Exercise $\PageIndex{4}\label{ex:divides-04}$

Let $a$, $b$, and $c$ be integers such that $a\neq0$. Prove that if $a\mid b$ and $a\mid c$, then $a\mid (sb+tc)$ for any integers $s$ and $t$.

Exercise $\PageIndex{5}\label{ex:divides-05}$

Prove that if $n$ is an odd integer, then $n^2-1$ is divisible by 4.

Exercise $\PageIndex{6}\label{ex:divides-06}$

Use the result from Problem [ex:divides-05] to show that none of the numbers 11, 111, 1111, and 11111 is a perfect square.

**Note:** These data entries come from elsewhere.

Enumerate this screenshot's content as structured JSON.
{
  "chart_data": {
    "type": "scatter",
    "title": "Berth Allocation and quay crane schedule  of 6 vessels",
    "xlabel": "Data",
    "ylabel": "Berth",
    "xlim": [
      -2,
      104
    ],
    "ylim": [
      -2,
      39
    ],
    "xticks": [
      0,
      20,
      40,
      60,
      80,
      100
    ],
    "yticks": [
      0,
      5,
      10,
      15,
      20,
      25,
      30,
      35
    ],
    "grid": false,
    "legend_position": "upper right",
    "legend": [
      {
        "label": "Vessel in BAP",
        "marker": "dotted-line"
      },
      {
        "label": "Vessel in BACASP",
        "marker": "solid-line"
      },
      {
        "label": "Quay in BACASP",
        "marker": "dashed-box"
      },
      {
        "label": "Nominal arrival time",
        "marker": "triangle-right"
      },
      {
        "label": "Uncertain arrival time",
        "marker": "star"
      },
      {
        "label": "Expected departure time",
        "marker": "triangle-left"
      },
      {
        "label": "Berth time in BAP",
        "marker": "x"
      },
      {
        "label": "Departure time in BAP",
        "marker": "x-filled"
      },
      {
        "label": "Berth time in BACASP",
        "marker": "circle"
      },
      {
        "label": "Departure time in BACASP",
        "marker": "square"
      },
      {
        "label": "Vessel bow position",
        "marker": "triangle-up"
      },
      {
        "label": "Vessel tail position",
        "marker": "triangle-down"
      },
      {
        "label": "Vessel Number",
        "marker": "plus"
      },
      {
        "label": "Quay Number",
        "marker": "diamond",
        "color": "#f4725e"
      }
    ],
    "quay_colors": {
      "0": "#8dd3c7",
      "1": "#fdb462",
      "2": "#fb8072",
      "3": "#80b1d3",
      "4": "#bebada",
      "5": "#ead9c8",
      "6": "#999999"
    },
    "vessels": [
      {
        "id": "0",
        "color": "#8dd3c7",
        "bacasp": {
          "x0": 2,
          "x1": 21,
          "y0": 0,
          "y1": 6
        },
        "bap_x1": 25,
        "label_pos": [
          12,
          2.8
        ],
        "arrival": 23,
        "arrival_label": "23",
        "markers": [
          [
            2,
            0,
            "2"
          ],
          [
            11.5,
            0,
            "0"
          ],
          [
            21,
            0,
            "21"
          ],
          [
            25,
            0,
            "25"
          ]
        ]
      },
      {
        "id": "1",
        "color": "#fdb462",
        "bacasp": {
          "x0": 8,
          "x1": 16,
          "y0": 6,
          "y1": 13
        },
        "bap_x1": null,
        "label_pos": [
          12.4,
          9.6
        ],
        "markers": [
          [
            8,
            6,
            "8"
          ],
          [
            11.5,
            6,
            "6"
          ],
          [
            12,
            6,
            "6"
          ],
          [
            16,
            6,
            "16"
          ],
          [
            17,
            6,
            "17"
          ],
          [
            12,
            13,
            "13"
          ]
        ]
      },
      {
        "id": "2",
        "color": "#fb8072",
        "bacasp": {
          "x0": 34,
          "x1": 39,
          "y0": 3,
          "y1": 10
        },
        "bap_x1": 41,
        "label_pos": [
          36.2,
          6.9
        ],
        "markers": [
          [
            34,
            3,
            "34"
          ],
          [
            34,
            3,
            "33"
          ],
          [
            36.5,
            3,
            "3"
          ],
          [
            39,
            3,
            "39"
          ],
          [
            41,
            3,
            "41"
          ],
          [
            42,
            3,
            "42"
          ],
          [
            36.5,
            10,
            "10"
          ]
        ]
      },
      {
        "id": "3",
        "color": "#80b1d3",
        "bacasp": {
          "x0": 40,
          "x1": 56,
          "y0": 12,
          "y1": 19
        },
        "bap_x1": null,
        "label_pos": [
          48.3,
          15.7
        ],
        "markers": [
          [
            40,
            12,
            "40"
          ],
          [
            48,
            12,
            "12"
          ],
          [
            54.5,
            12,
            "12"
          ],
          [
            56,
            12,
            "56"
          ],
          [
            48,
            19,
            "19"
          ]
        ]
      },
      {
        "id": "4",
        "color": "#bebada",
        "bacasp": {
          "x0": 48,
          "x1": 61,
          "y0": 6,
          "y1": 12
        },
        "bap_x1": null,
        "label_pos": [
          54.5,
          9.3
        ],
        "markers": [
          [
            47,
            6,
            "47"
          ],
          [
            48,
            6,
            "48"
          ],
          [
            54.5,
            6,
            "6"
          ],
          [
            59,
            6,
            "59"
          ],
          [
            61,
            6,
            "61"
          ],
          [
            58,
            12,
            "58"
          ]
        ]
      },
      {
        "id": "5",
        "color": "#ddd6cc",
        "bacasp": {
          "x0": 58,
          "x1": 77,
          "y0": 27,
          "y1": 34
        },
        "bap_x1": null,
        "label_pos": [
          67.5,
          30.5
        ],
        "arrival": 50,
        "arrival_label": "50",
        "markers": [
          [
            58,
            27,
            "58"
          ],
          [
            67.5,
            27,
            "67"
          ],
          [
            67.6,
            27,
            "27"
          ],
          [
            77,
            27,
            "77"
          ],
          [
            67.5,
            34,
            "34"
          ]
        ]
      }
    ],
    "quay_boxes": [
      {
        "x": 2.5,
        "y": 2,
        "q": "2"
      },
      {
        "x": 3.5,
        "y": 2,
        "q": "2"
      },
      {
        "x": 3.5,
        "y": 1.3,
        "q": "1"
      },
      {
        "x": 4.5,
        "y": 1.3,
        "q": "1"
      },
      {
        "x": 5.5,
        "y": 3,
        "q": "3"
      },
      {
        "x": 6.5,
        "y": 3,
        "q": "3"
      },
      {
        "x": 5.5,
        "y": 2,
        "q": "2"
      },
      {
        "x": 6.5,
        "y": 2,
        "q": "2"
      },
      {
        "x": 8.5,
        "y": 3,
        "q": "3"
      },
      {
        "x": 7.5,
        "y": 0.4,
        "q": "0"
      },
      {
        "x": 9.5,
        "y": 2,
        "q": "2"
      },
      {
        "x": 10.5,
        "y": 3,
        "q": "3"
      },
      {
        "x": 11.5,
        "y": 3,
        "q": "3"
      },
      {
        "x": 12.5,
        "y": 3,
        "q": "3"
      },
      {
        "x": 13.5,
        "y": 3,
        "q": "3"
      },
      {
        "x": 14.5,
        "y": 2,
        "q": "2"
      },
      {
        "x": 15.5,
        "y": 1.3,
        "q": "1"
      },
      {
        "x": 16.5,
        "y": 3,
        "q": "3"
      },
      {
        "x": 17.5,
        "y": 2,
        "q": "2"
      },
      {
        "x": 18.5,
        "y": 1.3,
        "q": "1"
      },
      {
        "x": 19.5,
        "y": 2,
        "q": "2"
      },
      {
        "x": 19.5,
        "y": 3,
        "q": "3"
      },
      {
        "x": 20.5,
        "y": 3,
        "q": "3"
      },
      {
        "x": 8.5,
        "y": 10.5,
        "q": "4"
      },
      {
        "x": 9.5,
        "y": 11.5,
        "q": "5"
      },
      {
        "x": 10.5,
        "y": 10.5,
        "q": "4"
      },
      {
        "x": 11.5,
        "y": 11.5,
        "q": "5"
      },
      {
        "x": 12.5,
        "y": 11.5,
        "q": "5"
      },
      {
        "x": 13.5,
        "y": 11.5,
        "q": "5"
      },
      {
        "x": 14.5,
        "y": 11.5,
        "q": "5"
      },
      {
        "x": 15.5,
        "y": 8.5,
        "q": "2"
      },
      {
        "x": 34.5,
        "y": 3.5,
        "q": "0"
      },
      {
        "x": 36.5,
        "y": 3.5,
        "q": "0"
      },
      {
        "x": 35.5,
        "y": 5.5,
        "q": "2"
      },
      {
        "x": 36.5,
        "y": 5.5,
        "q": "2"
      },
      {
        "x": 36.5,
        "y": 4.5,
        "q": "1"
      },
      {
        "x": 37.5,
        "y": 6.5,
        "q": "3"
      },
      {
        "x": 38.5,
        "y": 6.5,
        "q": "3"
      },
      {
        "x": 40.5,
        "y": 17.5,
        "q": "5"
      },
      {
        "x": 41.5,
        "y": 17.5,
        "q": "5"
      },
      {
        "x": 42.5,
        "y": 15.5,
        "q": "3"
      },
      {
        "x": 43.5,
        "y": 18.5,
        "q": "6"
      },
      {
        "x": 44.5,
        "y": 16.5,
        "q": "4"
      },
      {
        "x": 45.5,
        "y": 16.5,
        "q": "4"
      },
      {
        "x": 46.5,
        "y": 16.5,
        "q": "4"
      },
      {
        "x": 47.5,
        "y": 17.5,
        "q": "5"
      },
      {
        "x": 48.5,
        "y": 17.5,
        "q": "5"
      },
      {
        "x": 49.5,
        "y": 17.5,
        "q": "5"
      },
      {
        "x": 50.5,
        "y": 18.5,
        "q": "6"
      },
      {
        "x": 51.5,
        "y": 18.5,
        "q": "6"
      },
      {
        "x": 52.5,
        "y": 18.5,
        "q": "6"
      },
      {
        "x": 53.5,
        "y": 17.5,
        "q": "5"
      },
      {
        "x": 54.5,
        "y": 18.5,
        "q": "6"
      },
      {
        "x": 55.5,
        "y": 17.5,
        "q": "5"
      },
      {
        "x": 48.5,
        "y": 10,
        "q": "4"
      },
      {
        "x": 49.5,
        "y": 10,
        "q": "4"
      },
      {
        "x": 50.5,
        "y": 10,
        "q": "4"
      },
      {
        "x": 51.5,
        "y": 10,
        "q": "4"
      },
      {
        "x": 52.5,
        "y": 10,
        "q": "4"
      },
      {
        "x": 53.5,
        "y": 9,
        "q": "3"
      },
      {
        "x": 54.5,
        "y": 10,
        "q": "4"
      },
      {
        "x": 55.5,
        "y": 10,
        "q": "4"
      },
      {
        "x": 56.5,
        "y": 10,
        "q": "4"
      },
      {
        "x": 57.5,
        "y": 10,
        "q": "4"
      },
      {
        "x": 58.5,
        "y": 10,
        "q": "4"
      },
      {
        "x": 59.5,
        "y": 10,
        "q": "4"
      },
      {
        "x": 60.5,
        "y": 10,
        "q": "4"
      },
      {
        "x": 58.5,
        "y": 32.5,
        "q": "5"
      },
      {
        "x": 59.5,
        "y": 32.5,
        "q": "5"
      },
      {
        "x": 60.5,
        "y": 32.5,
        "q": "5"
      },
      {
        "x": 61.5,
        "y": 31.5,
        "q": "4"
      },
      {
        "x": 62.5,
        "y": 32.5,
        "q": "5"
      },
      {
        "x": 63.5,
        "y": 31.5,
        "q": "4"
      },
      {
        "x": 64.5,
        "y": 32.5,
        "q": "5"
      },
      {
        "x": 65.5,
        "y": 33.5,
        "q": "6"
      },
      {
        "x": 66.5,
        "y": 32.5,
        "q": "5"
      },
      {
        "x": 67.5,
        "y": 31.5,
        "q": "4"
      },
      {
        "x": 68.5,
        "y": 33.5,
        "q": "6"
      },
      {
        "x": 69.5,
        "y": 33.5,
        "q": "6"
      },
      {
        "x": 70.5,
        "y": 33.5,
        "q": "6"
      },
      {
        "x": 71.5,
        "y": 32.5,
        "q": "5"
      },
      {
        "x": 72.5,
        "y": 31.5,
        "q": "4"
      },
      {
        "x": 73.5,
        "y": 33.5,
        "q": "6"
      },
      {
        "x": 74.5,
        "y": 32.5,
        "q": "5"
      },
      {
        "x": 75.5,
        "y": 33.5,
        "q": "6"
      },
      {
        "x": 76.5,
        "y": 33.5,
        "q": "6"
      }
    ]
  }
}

Generalize, and prove your conjecture.

Hint: Let $x$ be one of these numbers. Suppose $x$ is a perfect square, then $x=n^2$ for some integer $n$. How can you apply the result from Problem [ex:divides-05]?

Exercise $\PageIndex{7}\label{ex:divides-07}$

Prove that the square of any integer is of the form $3k$ or $3k+1$.

Exercise $\PageIndex{8}\label{ex:divides-08}$

Use Problem [ex:divides-07] to prove that $3m^2-1$ is not a perfect square for any integer $m$.

Exercise $\PageIndex{9}\label{ex:divides-09}$

Use induction to prove that $3\mid (2^{2n}-1)$ for all integers $n\geq1$.

Exercise $\PageIndex{10}\label{ex:divides-10}$

Use induction to prove that $8\mid (5^{2n}+7)$ for all integers $n\geq1$.

Exercise $\PageIndex{11}\label{ex:divides-11}$

Use induction to prove that $5\mid (n^5-n)$ for all integers $n\geq1$.

Exercise $\PageIndex{11}\label{ex:divides-12}$

Use induction to prove that $5\mid (3^{3n+1}+2^{n+1})$ for all integers $n\geq1$.